Additionally, we will create auxiliary functions to get the date and time when the file was created and modified, as well as to get the file name, path, and extension.:

In [ ]:
function get_metadata(path::String)
    st = stat(path)

    created = unix2datetime(st.ctime)
    modified = unix2datetime(st.mtime)

    return created, modified
end

function split_name_ext(path::String)
    name = basename(path)
    base, ext = splitext(name)
    return base, ext
end
Out[0]:
split_name_ext (generic function with 1 method)

Growing a tree

We have everything to implement, and we can create a tree based on the directory structure.

Using readdir we will get a list of files and folders inside the current folder, and then repeat this operation for the detected folders. This is called recursion.

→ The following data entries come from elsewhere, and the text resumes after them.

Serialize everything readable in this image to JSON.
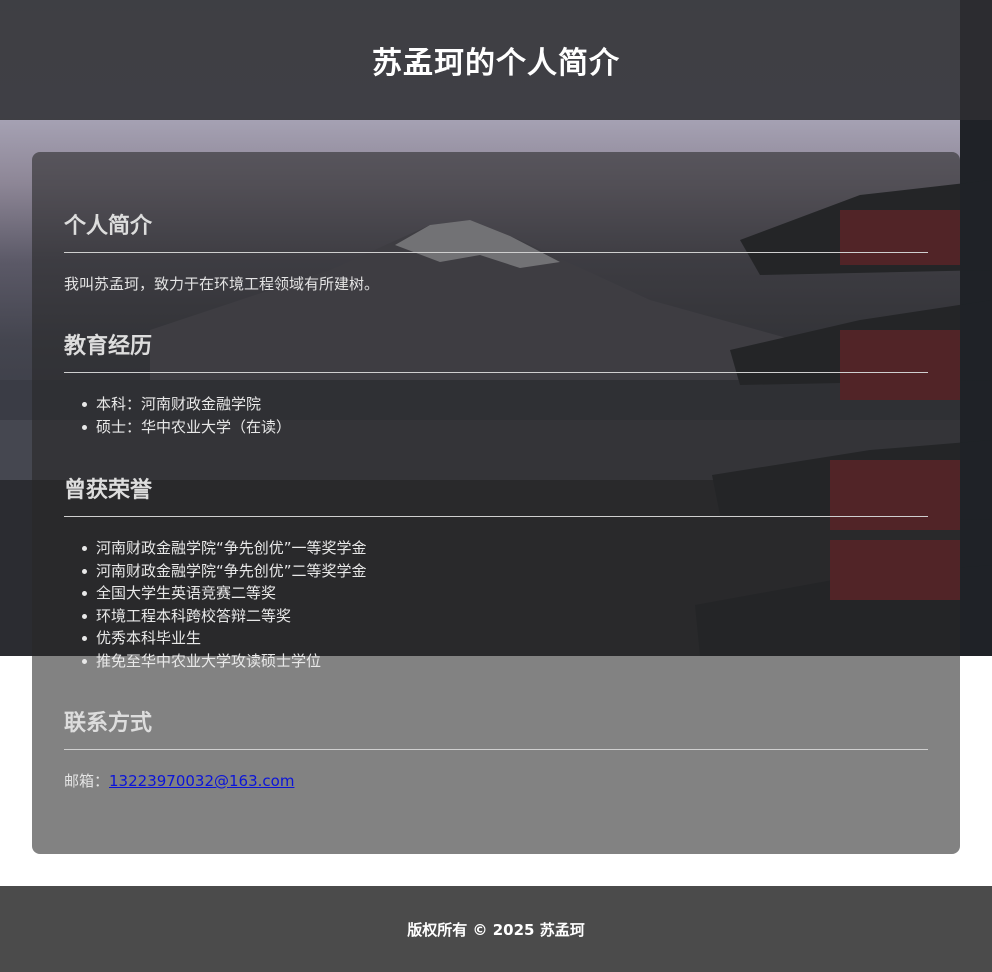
{
  "header": {
    "title": "苏孟珂的个人简介"
  },
  "intro": {
    "heading": "个人简介",
    "text": "我叫苏孟珂，致力于在环境工程领域有所建树。"
  },
  "education": {
    "heading": "教育经历",
    "items": [
      "本科：河南财政金融学院",
      "硕士：华中农业大学（在读）"
    ]
  },
  "honors": {
    "heading": "曾获荣誉",
    "items": [
      "河南财政金融学院“争先创优”一等奖学金",
      "河南财政金融学院“争先创优”二等奖学金",
      "全国大学生英语竞赛二等奖",
      "环境工程本科跨校答辩二等奖",
      "优秀本科毕业生",
      "推免至华中农业大学攻读硕士学位"
    ]
  },
  "contact": {
    "heading": "联系方式",
    "email_label": "邮箱：",
    "email": "13223970032@163.com"
  },
  "footer": {
    "text": "版权所有 © 2025 苏孟珂"
  },
  "colors": {
    "header_bg": "#2e2e32",
    "footer_bg": "#4b4b4b",
    "link": "#0b14d8"
  }
}
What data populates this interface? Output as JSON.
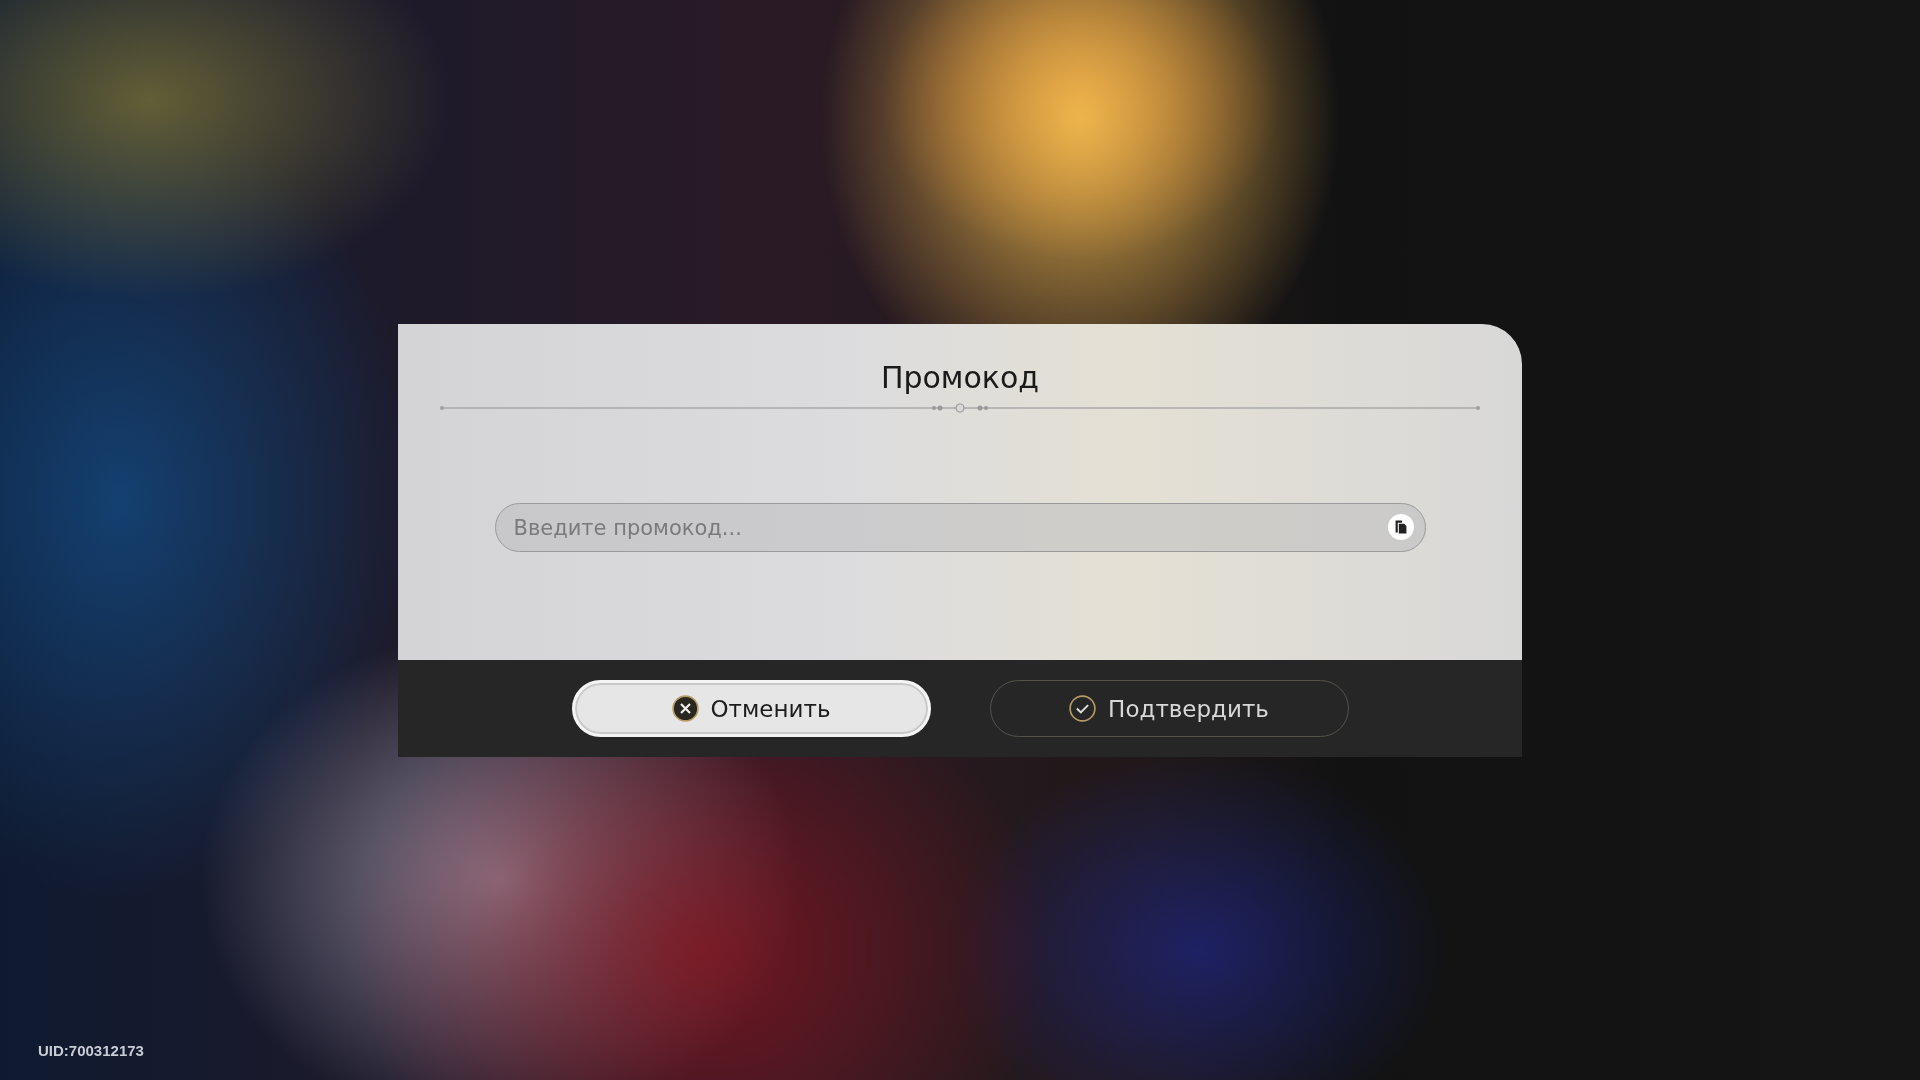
{
  "dialog": {
    "title": "Промокод",
    "input": {
      "placeholder": "Введите промокод..."
    },
    "buttons": [
      {
        "kind": "cancel",
        "label": "Отменить",
        "selected": true
      },
      {
        "kind": "confirm",
        "label": "Подтвердить",
        "selected": false
      }
    ]
  },
  "uid": "UID:700312173"
}
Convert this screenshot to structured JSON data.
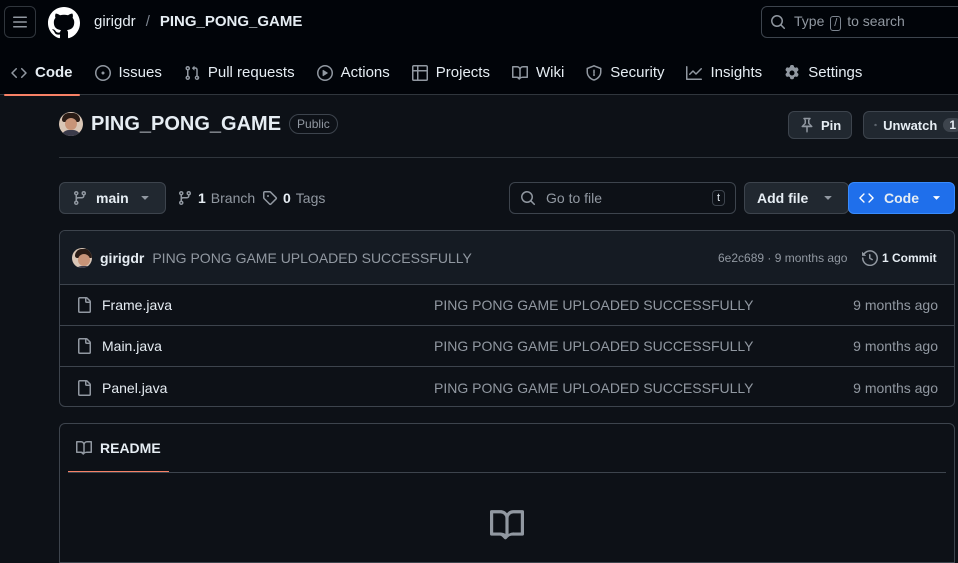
{
  "header": {
    "owner": "girigdr",
    "separator": "/",
    "repo": "PING_PONG_GAME",
    "search_prefix": "Type",
    "search_key": "/",
    "search_suffix": "to search"
  },
  "tabs": [
    {
      "label": "Code",
      "icon": "code-icon",
      "active": true
    },
    {
      "label": "Issues",
      "icon": "issue-icon"
    },
    {
      "label": "Pull requests",
      "icon": "pull-request-icon"
    },
    {
      "label": "Actions",
      "icon": "play-icon"
    },
    {
      "label": "Projects",
      "icon": "table-icon"
    },
    {
      "label": "Wiki",
      "icon": "book-icon"
    },
    {
      "label": "Security",
      "icon": "shield-icon"
    },
    {
      "label": "Insights",
      "icon": "graph-icon"
    },
    {
      "label": "Settings",
      "icon": "gear-icon"
    }
  ],
  "repo_header": {
    "title": "PING_PONG_GAME",
    "visibility": "Public",
    "pin_label": "Pin",
    "unwatch_label": "Unwatch",
    "unwatch_count": "1"
  },
  "toolbar": {
    "branch": "main",
    "branch_count": "1",
    "branch_label": "Branch",
    "tag_count": "0",
    "tag_label": "Tags",
    "goto_placeholder": "Go to file",
    "goto_key": "t",
    "add_file": "Add file",
    "code": "Code"
  },
  "latest_commit": {
    "author": "girigdr",
    "message": "PING PONG GAME UPLOADED SUCCESSFULLY",
    "hash_time": "6e2c689 · 9 months ago",
    "commits": "1 Commit"
  },
  "files": [
    {
      "name": "Frame.java",
      "message": "PING PONG GAME UPLOADED SUCCESSFULLY",
      "date": "9 months ago"
    },
    {
      "name": "Main.java",
      "message": "PING PONG GAME UPLOADED SUCCESSFULLY",
      "date": "9 months ago"
    },
    {
      "name": "Panel.java",
      "message": "PING PONG GAME UPLOADED SUCCESSFULLY",
      "date": "9 months ago"
    }
  ],
  "readme": {
    "tab_label": "README"
  },
  "colors": {
    "background": "#0d1117",
    "header": "#010409",
    "accent_underline": "#f78166",
    "primary_button": "#1f6feb"
  }
}
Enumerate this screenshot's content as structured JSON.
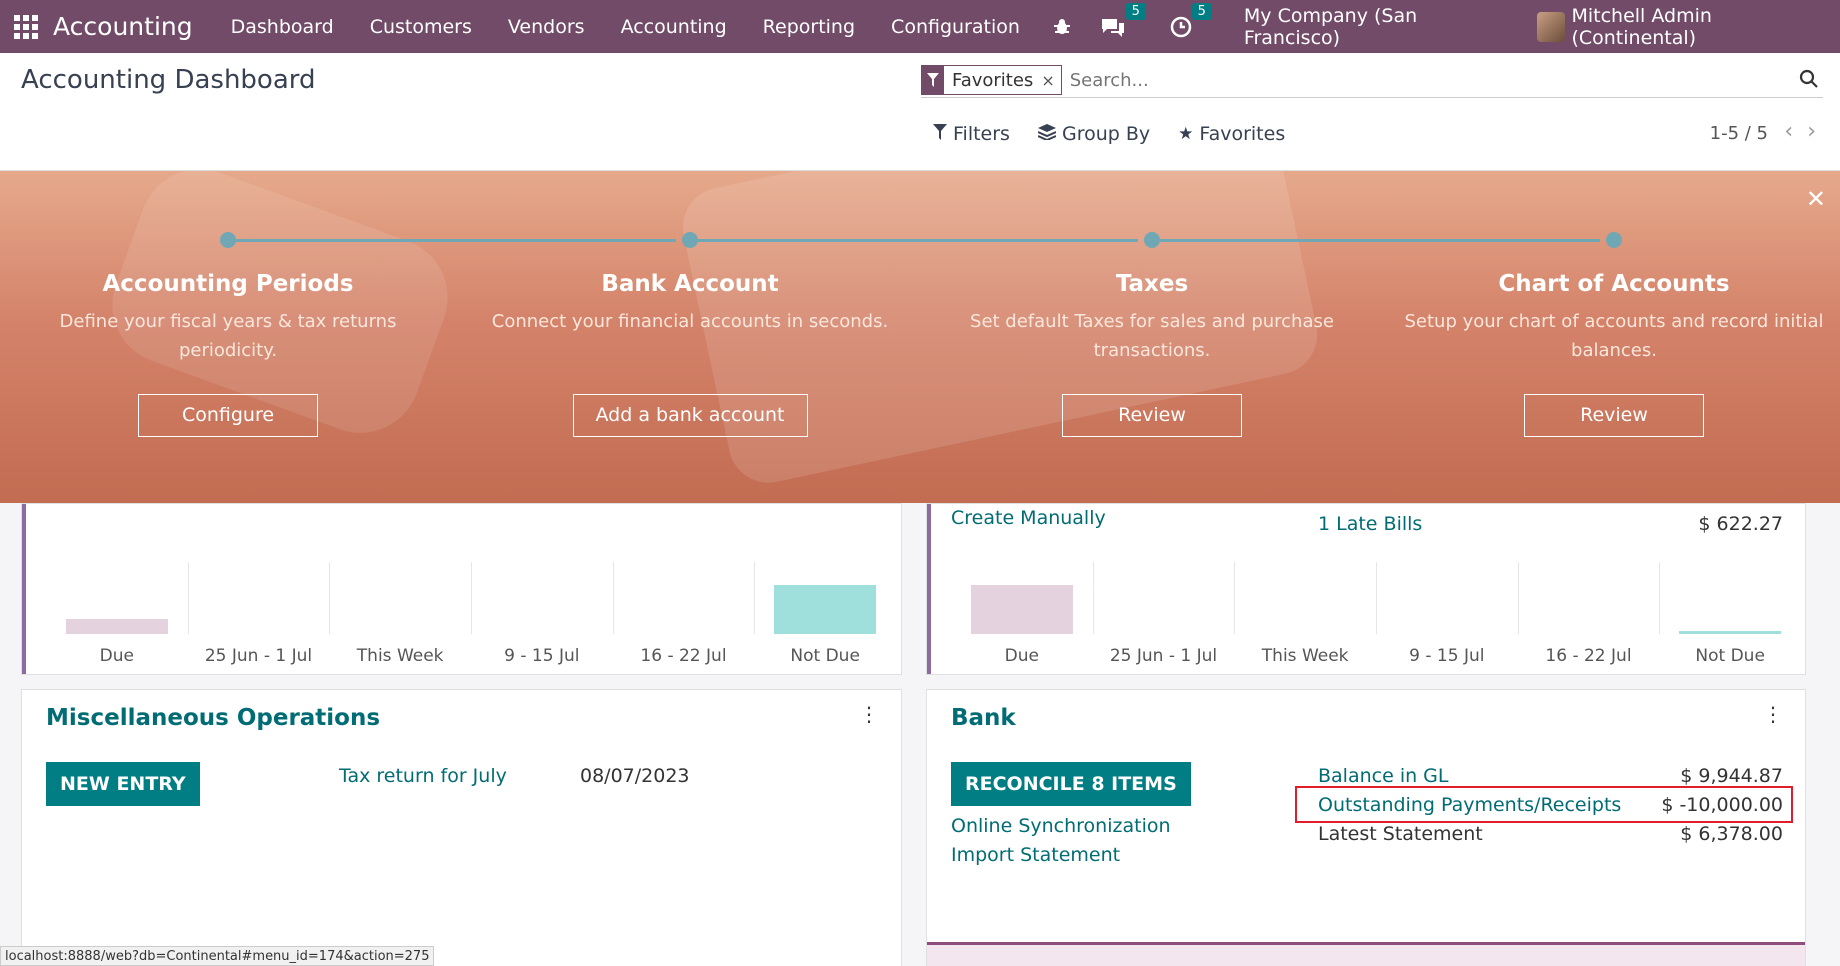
{
  "navbar": {
    "app_name": "Accounting",
    "menu": [
      "Dashboard",
      "Customers",
      "Vendors",
      "Accounting",
      "Reporting",
      "Configuration"
    ],
    "messages_count": "5",
    "activities_count": "5",
    "company": "My Company (San Francisco)",
    "user": "Mitchell Admin (Continental)"
  },
  "control": {
    "title": "Accounting Dashboard",
    "facet_label": "Favorites",
    "search_placeholder": "Search...",
    "filters_label": "Filters",
    "groupby_label": "Group By",
    "favorites_label": "Favorites",
    "pager": "1-5 / 5"
  },
  "banner": {
    "steps": [
      {
        "title": "Accounting Periods",
        "desc": "Define your fiscal years & tax returns periodicity.",
        "button": "Configure"
      },
      {
        "title": "Bank Account",
        "desc": "Connect your financial accounts in seconds.",
        "button": "Add a bank account"
      },
      {
        "title": "Taxes",
        "desc": "Set default Taxes for sales and purchase transactions.",
        "button": "Review"
      },
      {
        "title": "Chart of Accounts",
        "desc": "Setup your chart of accounts and record initial balances.",
        "button": "Review"
      }
    ]
  },
  "left_chart_card": {
    "chart_data": {
      "type": "bar",
      "categories": [
        "Due",
        "25 Jun - 1 Jul",
        "This Week",
        "9 - 15 Jul",
        "16 - 22 Jul",
        "Not Due"
      ],
      "values": [
        0.3,
        0,
        0,
        0,
        0,
        1
      ]
    }
  },
  "right_chart_card": {
    "create_manually": "Create Manually",
    "late_bills": "1 Late Bills",
    "late_bills_amount": "$ 622.27",
    "chart_data": {
      "type": "bar",
      "categories": [
        "Due",
        "25 Jun - 1 Jul",
        "This Week",
        "9 - 15 Jul",
        "16 - 22 Jul",
        "Not Due"
      ],
      "values": [
        1,
        0,
        0,
        0,
        0,
        0.06
      ]
    }
  },
  "misc": {
    "title": "Miscellaneous Operations",
    "new_entry": "NEW ENTRY",
    "item_label": "Tax return for July",
    "item_date": "08/07/2023"
  },
  "bank": {
    "title": "Bank",
    "reconcile": "RECONCILE 8 ITEMS",
    "online_sync": "Online Synchronization",
    "import_statement": "Import Statement",
    "balance_gl_label": "Balance in GL",
    "balance_gl_value": "$ 9,944.87",
    "outstanding_label": "Outstanding Payments/Receipts",
    "outstanding_value": "$ -10,000.00",
    "latest_label": "Latest Statement",
    "latest_value": "$ 6,378.00"
  },
  "statusbar": "localhost:8888/web?db=Continental#menu_id=174&action=275",
  "colors": {
    "brand": "#714b67",
    "teal": "#017e84",
    "highlight": "#e11d2a",
    "bar_due": "#e4d2df",
    "bar_notdue": "#9fe0dc"
  }
}
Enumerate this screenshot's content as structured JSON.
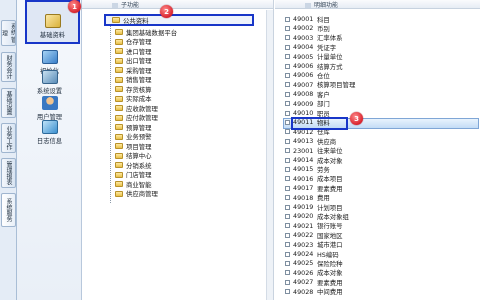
{
  "vertical_tabs": [
    {
      "label": "系统\n管理"
    },
    {
      "label": "财务会计"
    },
    {
      "label": "基础设置"
    },
    {
      "label": "业务工作"
    },
    {
      "label": "管理报表"
    },
    {
      "label": "系统服务"
    }
  ],
  "nav": {
    "active_label": "基础资料",
    "items": [
      {
        "label": "初始化"
      },
      {
        "label": "系统设置"
      },
      {
        "label": "用户管理"
      },
      {
        "label": "日志信息"
      }
    ]
  },
  "left_panel": {
    "header": "子功能",
    "root": "公共资料",
    "items": [
      "集团基础数据平台",
      "仓存管理",
      "进口管理",
      "出口管理",
      "采购管理",
      "销售管理",
      "存货核算",
      "实际成本",
      "应收款管理",
      "应付款管理",
      "预算管理",
      "业务预警",
      "项目管理",
      "结算中心",
      "分销系统",
      "门店管理",
      "商业智能",
      "供应商管理"
    ]
  },
  "right_panel": {
    "header": "明细功能",
    "rows": [
      {
        "code": "49001",
        "name": "科目"
      },
      {
        "code": "49002",
        "name": "币别"
      },
      {
        "code": "49003",
        "name": "汇率体系"
      },
      {
        "code": "49004",
        "name": "凭证字"
      },
      {
        "code": "49005",
        "name": "计量单位"
      },
      {
        "code": "49006",
        "name": "结算方式"
      },
      {
        "code": "49006",
        "name": "仓位"
      },
      {
        "code": "49007",
        "name": "核算项目管理"
      },
      {
        "code": "49008",
        "name": "客户"
      },
      {
        "code": "49009",
        "name": "部门"
      },
      {
        "code": "49010",
        "name": "职员"
      },
      {
        "code": "49011",
        "name": "物料"
      },
      {
        "code": "49012",
        "name": "仓库"
      },
      {
        "code": "49013",
        "name": "供应商"
      },
      {
        "code": "23001",
        "name": "往来单位"
      },
      {
        "code": "49014",
        "name": "成本对象"
      },
      {
        "code": "49015",
        "name": "劳务"
      },
      {
        "code": "49016",
        "name": "成本项目"
      },
      {
        "code": "49017",
        "name": "要素费用"
      },
      {
        "code": "49018",
        "name": "费用"
      },
      {
        "code": "49019",
        "name": "计划项目"
      },
      {
        "code": "49020",
        "name": "成本对象组"
      },
      {
        "code": "49021",
        "name": "银行账号"
      },
      {
        "code": "49022",
        "name": "国家地区"
      },
      {
        "code": "49023",
        "name": "城市港口"
      },
      {
        "code": "49024",
        "name": "HS编码"
      },
      {
        "code": "49025",
        "name": "保险险种"
      },
      {
        "code": "49026",
        "name": "成本对象"
      },
      {
        "code": "49027",
        "name": "要素费用"
      },
      {
        "code": "49028",
        "name": "中间费用"
      }
    ]
  },
  "badges": [
    "1",
    "2",
    "3"
  ],
  "colors": {
    "highlight": "#1836c8",
    "badge": "#d9232e",
    "selected_row": "#c3dcf6"
  }
}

To put it programmatically, we perform a recursive traversal of the tree of files and folders.**

Let's add one more limitation to our function: the search depth.

In [ ]:
function build_tree(path::String; maxdepth=typemax(Int), depth=0)
    is_dir = isdir(path)

    name, ext = split_name_ext(path)
    created, modified = get_metadata(path)
    if is_dir && depth < maxdepth
        entries = readdir(path; join=true)
        children = [
            build_tree(e; maxdepth, depth=depth+1)
            for e in sort(entries)
        ]
    else
        children = FileTreeNode[]
    end

    return FileTreeNode(path, name, ext, is_dir, created, modified, children)
end
Out[0]:
build_tree (generic function with 1 method)
In [ ]:
import AbstractTrees: children, printnode

children(node::FileTreeNode) = node.children

function printnode(io::IO, node::FileTreeNode)
    if node.isdir
        print(io, "📁 ", node.name)
    else
        print(io, "📄 ", node.name, node.ext)
    end
end
Out[0]:
printnode (generic function with 5 methods)
In [ ]:
tree = build_tree(".",maxdepth=2)
using AbstractTrees: print_tree
print_tree(tree)
nothing